On the universality of neural encodings in CNNs
Florentin Guth, Brice Ménard
TL;DR
This work investigates whether CNNs trained on different image datasets converge to a universal neural encoding by shifting focus from representations to learned weights. It introduces a space–channel factorization and covariance-based alignment to compare weight encodings across networks, revealing a canonical set of universal spatial eigenvectors and, for natural images, a broadly shared channel-eigenvector structure across layers. The authors develop a framework using Procrustes alignment, eigenvalue shrinkage, and Bures–Wasserstein-based similarity to quantify encodings and demonstrate universality over diverse datasets and tasks, with true-label versus random-label training showing two distinct encoding regimes.
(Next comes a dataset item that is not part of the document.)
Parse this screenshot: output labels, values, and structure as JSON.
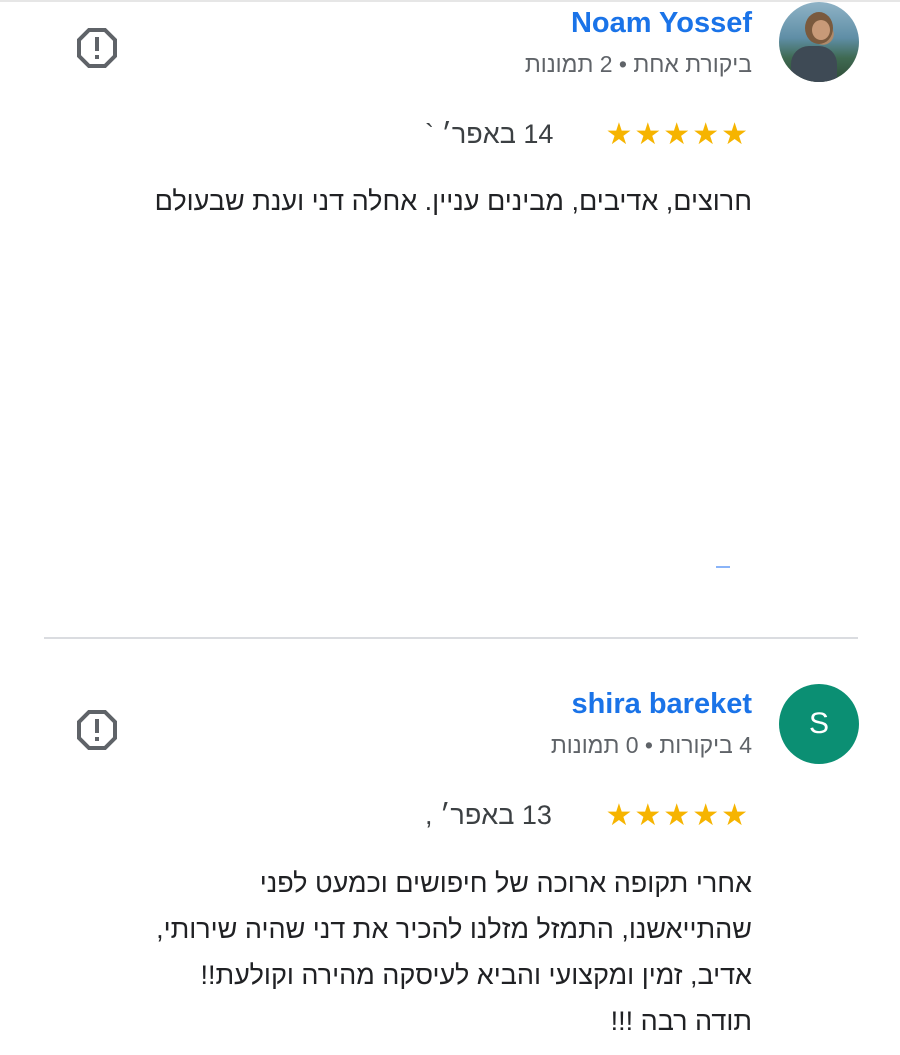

The findings provide a principled basis for understanding transfer learning and foundation-model-style universality, suggesting that part of deep learning success stems from universal encodings that can be preset or shared across architectures, reducing the need to learn these components anew.
Abstract
We explore the universality of neural encodings in convolutional neural networks trained on image classification tasks. We develop a procedure to directly compare the learned weights rather than their representations. It is based on a factorization of spatial and channel dimensions and measures the similarity of aligned weight covariances. We show that, for a range of layers of VGG-type networks, the learned eigenvectors appear to be universal across different natural image datasets. Our results suggest the existence of a universal neural encoding for natural images. They explain, at a more fundamental level, the success of transfer learning. Our work shows that, instead of aiming at maximizing the performance of neural networks, one can alternatively attempt to maximize the universality of the learned encoding, in order to build a principled foundation model.